Canzoni della Cupa è l’ultimo disco di Vinicio Capossela, anche se definirlo disco è un po’ troppo riduttivo dato anche lo spessore dell’autore che definirlo poliedrico è dire poco.

Difatti le 28 canzoni sono più assimilabili a 28 racconti che attingono alla tradizione popolare e geograficamente riconducibili al sud Italia.

Ed è proprio questo territorio che ha da sempre caratterizzato ed influenzato Capossela, al punto tale che se fosse nato in America avrebbe potuto prendere il posto di Bob Dylan o di Lou Reed. Invece Vinicio, pur nascendo ad Hannover, si fa permeare da sempre dalla musica d’oltreoceano ma con le radici nella canzone popolare facendola assurgere ai massimi livelli.

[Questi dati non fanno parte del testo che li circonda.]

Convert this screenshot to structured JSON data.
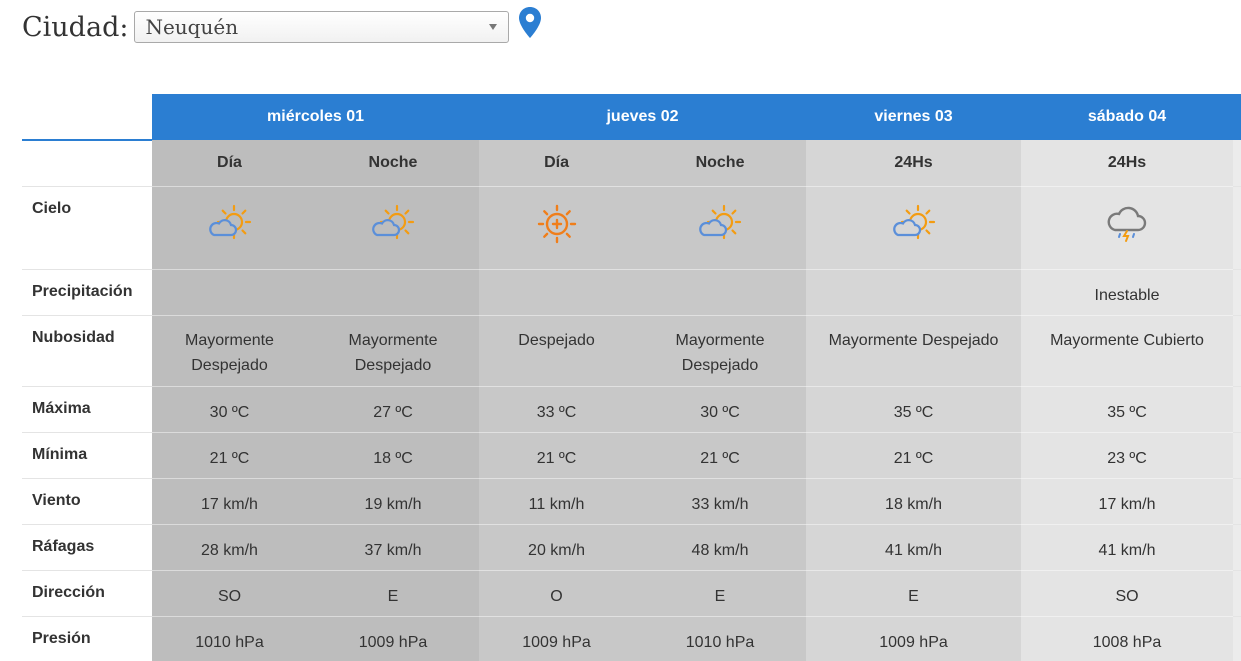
{
  "city": {
    "label": "Ciudad:",
    "selected": "Neuquén"
  },
  "days": [
    {
      "label": "miércoles 01"
    },
    {
      "label": "jueves 02"
    },
    {
      "label": "viernes 03"
    },
    {
      "label": "sábado 04"
    }
  ],
  "periods": [
    "Día",
    "Noche",
    "Día",
    "Noche",
    "24Hs",
    "24Hs"
  ],
  "row_labels": {
    "cielo": "Cielo",
    "precipitacion": "Precipitación",
    "nubosidad": "Nubosidad",
    "maxima": "Máxima",
    "minima": "Mínima",
    "viento": "Viento",
    "rafagas": "Ráfagas",
    "direccion": "Dirección",
    "presion": "Presión"
  },
  "cielo_icons": [
    "sun-cloud-icon",
    "sun-cloud-icon",
    "sun-icon",
    "sun-cloud-icon",
    "sun-cloud-icon",
    "storm-cloud-icon"
  ],
  "precipitacion": [
    "",
    "",
    "",
    "",
    "",
    "Inestable"
  ],
  "nubosidad": [
    [
      "Mayormente",
      "Despejado"
    ],
    [
      "Mayormente",
      "Despejado"
    ],
    [
      "Despejado",
      ""
    ],
    [
      "Mayormente",
      "Despejado"
    ],
    [
      "Mayormente Despejado",
      ""
    ],
    [
      "Mayormente Cubierto",
      ""
    ]
  ],
  "maxima": [
    "30 ºC",
    "27 ºC",
    "33 ºC",
    "30 ºC",
    "35 ºC",
    "35 ºC"
  ],
  "minima": [
    "21 ºC",
    "18 ºC",
    "21 ºC",
    "21 ºC",
    "21 ºC",
    "23 ºC"
  ],
  "viento": [
    "17 km/h",
    "19 km/h",
    "11 km/h",
    "33 km/h",
    "18 km/h",
    "17 km/h"
  ],
  "rafagas": [
    "28 km/h",
    "37 km/h",
    "20 km/h",
    "48 km/h",
    "41 km/h",
    "41 km/h"
  ],
  "direccion": [
    "SO",
    "E",
    "O",
    "E",
    "E",
    "SO"
  ],
  "presion": [
    "1010 hPa",
    "1009 hPa",
    "1009 hPa",
    "1010 hPa",
    "1009 hPa",
    "1008 hPa"
  ],
  "colors": {
    "header_blue": "#2b7ed2",
    "pin_blue": "#2b7ed2",
    "sun_orange": "#f39c12",
    "cloud_blue": "#5b8fd9",
    "storm_gray": "#888888"
  }
}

Questo progetto parte nel lontano 2003 data in cui è stata composta Femmine che apre la prima parte del disco (Polvere). Proseguendo, si incontrano una serie di personaggi della cultura contadina o balzati fuori da Il Paese dei Coppoloni, libro e film al quale è impossibile non pensare quando si ascolta questo disco. Ci si imbatte in figure femminili che sono parte integrante del sud e che hanno caratterizzato le leggende e le tradizioni di un popolo, come la strega, la padrona della masseria, la sposa e la donna sensuale.

La seconda parte del disco (Ombra) ci racconta di creature che appartengono all’immaginario popolare, create per impaurire i bambini ed anche gli adulti che avrebbero voluto sottrarsi alla vita faticosa di campi o alla monotonia del paese. A volte svolgevano anche la funzione di psicoanalisi, come ad esempio ne Il Pumminale c’è il verso “Se hai un demone dagli un nome, non scappare non lo rinnegare, se hai un diavolo dagli un nome, battezzalo e fallo compare”. In questo caso il Pumminale rappresenta il licantropo in cui noi ci trasformiamo quando usciamo di notte per dare sfogo agli istinti più bestiali. Insomma, creature che trovi nella Cupa, nel male raffigurato nell’iconografia religiosa che al sud si mescola da sempre con i riti pagani e che sono stati tramandati di generazione in generazione con canti e filastrocche.

Oppure come in questo disco, con poesia in musica.